In [6]:
import pandas as pd
import os
import datetime as dt

In [7]:
def read_and_clean(country, lng_path, area_suffix, coal_path = "./Bloomberg/Rotterdam Coal.xlsx"):
        os.chdir(os.path.join("/Users","ethan","Dev","Thesis Work"))
        # start by iterating and reading in all of the files
        price_data = []
        #os.chdir("../..")
        os.chdir(os.path.join("Data", country, "Price"))
        for file in os.listdir():
                price_data.append(pd.read_csv(file))

        prices = pd.concat(price_data)

        # general clean up
        prices = prices.dropna(subset=["Day-ahead Price [EUR/MWh]"])
        prices = prices[prices["Day-ahead Price [EUR/MWh]"] != "n/e"]
        prices = prices[prices["Day-ahead Price [EUR/MWh]"] != "-"]
        prices["Price"] = prices["Day-ahead Price [EUR/MWh]"].apply(float)
        prices = prices[["MTU (CET/CEST)","Price"]]

        # convert the time range into a start + end time
        prices["Start"] = prices["MTU (CET/CEST)"].apply(lambda x: x.split("-")[0])
        prices["End"] = prices["MTU (CET/CEST)"].apply(lambda x: x.split("-")[1])

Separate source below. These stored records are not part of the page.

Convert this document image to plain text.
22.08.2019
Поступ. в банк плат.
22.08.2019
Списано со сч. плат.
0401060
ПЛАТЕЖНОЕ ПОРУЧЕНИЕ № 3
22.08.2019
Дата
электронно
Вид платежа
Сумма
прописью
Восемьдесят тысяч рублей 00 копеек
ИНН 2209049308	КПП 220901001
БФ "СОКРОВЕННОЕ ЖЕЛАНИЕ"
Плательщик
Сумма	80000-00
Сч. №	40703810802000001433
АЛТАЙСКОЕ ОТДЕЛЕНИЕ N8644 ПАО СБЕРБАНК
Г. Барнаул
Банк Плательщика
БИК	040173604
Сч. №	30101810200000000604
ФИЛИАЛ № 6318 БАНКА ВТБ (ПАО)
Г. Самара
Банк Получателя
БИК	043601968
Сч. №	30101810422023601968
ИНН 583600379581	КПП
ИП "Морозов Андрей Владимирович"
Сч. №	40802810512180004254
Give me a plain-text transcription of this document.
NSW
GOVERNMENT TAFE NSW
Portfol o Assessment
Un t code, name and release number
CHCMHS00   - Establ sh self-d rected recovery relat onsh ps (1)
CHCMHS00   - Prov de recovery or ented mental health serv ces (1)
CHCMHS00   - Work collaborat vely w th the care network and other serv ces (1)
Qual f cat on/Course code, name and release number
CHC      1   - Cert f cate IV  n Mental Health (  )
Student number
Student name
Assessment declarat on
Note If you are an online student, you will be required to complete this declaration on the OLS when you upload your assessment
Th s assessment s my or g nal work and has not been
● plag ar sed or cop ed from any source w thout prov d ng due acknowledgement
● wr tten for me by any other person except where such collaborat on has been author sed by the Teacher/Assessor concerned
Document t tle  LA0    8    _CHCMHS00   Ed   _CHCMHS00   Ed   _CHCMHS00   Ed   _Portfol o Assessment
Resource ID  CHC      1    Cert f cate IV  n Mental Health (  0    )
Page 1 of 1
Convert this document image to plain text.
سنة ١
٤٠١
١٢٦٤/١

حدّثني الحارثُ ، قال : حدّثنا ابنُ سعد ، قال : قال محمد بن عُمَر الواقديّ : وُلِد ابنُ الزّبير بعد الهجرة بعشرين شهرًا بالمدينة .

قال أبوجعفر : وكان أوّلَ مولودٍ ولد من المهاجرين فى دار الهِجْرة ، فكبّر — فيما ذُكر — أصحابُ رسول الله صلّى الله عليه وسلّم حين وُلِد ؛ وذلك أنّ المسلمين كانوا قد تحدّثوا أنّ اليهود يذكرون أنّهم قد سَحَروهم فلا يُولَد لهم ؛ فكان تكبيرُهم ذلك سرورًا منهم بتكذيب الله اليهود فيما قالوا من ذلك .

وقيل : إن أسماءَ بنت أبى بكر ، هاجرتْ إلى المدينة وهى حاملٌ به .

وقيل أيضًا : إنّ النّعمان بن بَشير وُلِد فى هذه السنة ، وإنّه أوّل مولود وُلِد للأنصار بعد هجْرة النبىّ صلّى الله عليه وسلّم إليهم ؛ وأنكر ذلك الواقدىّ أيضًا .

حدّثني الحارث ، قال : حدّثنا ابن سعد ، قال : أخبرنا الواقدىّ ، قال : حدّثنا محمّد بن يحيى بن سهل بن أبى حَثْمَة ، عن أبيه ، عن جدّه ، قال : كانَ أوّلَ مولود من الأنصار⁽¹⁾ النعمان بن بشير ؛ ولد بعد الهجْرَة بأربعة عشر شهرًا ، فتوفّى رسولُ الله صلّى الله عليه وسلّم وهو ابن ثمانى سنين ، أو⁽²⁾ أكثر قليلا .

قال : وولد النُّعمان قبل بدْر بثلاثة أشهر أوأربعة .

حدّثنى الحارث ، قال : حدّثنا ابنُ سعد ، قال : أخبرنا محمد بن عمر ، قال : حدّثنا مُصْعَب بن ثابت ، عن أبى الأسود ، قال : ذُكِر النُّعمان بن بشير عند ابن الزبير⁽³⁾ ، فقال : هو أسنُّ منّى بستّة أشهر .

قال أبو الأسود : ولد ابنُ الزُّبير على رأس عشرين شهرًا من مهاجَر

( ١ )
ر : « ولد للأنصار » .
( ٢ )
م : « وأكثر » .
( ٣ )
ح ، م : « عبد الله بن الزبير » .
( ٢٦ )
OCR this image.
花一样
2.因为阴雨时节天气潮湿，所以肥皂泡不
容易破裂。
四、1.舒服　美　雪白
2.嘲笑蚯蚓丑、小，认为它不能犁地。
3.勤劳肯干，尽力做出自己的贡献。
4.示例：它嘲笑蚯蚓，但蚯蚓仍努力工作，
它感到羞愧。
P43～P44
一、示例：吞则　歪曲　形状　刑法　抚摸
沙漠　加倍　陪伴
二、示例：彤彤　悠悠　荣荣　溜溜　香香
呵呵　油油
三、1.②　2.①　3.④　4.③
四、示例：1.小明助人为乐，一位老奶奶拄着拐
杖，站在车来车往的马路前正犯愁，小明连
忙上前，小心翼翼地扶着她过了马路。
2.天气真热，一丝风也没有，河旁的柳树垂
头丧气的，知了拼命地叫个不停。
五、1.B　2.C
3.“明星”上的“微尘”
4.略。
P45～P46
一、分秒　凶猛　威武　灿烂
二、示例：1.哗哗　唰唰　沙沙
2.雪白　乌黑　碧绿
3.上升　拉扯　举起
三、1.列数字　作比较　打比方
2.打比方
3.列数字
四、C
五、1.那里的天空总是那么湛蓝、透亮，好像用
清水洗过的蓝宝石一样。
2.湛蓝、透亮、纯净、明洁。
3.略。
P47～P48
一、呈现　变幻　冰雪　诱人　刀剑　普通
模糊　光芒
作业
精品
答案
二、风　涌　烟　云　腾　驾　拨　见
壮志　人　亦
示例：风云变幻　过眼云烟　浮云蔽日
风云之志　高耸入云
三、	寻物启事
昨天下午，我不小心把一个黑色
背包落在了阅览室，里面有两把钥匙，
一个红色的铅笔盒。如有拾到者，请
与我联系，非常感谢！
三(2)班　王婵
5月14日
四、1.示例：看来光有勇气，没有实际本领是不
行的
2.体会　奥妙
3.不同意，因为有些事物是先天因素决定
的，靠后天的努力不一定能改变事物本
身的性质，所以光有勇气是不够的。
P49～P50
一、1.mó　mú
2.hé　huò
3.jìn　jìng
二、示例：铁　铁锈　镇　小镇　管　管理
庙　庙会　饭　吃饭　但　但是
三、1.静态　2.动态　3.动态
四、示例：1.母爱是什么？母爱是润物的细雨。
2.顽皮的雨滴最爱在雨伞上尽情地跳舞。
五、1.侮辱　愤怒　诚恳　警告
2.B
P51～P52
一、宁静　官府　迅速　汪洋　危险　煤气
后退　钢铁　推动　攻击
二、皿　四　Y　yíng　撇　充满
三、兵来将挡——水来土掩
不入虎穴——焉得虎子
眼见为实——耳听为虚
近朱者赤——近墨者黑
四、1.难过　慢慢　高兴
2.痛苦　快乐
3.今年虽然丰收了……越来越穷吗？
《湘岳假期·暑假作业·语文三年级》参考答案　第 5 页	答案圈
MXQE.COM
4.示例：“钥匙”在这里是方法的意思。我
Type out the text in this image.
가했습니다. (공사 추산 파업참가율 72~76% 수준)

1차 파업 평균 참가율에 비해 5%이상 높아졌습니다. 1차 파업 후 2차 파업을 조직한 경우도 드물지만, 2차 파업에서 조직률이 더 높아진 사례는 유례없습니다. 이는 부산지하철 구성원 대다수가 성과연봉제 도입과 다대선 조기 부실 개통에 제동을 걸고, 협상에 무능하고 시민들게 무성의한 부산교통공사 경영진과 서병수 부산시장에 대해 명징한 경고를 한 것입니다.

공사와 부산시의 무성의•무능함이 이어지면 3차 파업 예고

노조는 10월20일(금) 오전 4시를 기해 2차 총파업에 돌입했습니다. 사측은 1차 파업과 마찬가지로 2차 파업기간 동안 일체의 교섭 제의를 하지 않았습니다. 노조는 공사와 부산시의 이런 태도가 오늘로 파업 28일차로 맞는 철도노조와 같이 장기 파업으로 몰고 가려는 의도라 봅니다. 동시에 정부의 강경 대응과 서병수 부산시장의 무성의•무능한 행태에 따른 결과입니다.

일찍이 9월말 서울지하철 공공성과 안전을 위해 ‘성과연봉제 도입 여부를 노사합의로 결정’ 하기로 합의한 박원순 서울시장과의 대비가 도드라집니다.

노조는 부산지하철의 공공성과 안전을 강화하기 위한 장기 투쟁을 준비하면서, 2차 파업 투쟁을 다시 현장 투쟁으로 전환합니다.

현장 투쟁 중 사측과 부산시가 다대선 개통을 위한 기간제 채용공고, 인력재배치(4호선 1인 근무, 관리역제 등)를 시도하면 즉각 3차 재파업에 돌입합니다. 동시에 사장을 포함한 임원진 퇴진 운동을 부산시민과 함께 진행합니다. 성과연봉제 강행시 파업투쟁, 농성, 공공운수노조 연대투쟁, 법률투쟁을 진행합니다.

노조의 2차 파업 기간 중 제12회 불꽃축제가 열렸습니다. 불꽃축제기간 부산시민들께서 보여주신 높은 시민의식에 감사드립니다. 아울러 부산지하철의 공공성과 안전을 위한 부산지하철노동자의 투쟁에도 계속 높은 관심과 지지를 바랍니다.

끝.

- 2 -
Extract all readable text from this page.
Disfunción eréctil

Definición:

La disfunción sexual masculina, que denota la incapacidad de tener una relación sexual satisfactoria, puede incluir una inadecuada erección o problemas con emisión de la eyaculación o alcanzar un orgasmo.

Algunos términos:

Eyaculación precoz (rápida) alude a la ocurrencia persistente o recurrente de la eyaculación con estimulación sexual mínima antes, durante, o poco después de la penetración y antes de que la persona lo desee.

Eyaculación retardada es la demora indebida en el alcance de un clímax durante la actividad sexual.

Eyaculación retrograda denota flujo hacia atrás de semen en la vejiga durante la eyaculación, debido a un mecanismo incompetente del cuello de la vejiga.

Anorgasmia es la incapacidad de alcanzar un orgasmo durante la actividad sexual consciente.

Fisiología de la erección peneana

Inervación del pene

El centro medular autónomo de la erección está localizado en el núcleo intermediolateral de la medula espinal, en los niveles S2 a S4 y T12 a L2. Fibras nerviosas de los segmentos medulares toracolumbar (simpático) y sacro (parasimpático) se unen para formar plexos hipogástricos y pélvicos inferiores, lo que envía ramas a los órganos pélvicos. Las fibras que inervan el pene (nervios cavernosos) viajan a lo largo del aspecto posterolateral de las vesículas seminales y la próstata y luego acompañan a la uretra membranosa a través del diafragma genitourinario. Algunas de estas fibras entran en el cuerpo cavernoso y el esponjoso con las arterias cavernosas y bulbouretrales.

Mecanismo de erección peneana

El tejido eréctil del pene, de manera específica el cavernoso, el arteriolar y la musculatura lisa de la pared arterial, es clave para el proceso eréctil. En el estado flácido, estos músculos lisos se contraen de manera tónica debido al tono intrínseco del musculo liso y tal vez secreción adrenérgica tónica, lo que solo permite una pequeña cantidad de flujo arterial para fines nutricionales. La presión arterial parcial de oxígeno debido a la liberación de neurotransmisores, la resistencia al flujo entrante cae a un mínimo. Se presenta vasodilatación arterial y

        ## READ AND CLEAN LOAD DATA
        # work through the same process for the load data
        load_data = []
        os.chdir(os.path.join("..", "Load"))
        for load_file in os.listdir():
                df = pd.read_csv(load_file)
                load_data.append(df)
        os.chdir(os.path.join("..",".."))
        loads = pd.concat(load_data)

        # special step for Germany due to some quirks of reporting
        if(country == "Germany"):
                loads["Forecast"] = loads["Day-ahead Total Load Forecast [MW] - BZN|DE-AT-LU"].combine_first(loads["Day-ahead Total Load Forecast [MW] - BZN|DE-LU"])
                loads["Actual"] = loads["Actual Total Load [MW] - BZN|DE-AT-LU"].combine_first(loads["Actual Total Load [MW] - BZN|DE-LU"])
        elif(country == "Austria"):
                loads["Forecast"] = loads["Day-ahead Total Load Forecast [MW] - BZN|DE-AT-LU"].combine_first(loads["Day-ahead Total Load Forecast [MW] - BZN|AT"])
                loads["Actual"] = loads["Actual Total Load [MW] - BZN|DE-AT-LU"].combine_first(loads["Actual Total Load [MW] - BZN|AT"])
        else:
                loads["Forecast"] = loads["Day-ahead Total Load Forecast [MW] - {}".format(area_suffix)]
                loads["Actual"] = loads["Actual Total Load [MW] - {}".format(area_suffix)]
        loads = loads.dropna(subset=["Forecast", "Actual"])
        loads = loads[loads["Actual"] != "n/e"]
        loads = loads[loads["Actual"] != "-"]
        loads["Actual"] = loads["Actual"].apply(float)
        loads["Forecast"] = loads["Forecast"].apply(float)

        loads = loads[["Time (CET/CEST)", "Forecast", "Actual"]]
        # make the time range effective
        loads["Start"] = loads["Time (CET/CEST)"].apply(lambda x: x.split("-")[0])
        loads["End"] = loads["Time (CET/CEST)"].apply(lambda x: x.split("-")[1])

        ## MERGING THE TWO DATASETS
        # merge the two sets of data
        elec_merged = pd.merge(left = prices, right = loads, on = "Start", how="left")
        elec_merged = elec_merged[["Start", "Price", "Actual", "Forecast"]]
        elec_merged["Date"] = pd.to_datetime(pd.to_datetime(elec_merged["Start"]).dt.date)
        ## READ IN LNG DATA FROM BLOOMBERG
        lng_data = pd.read_excel(lng_path)
        # filter columns
        lng_data = lng_data[["Date", "Last Price"]]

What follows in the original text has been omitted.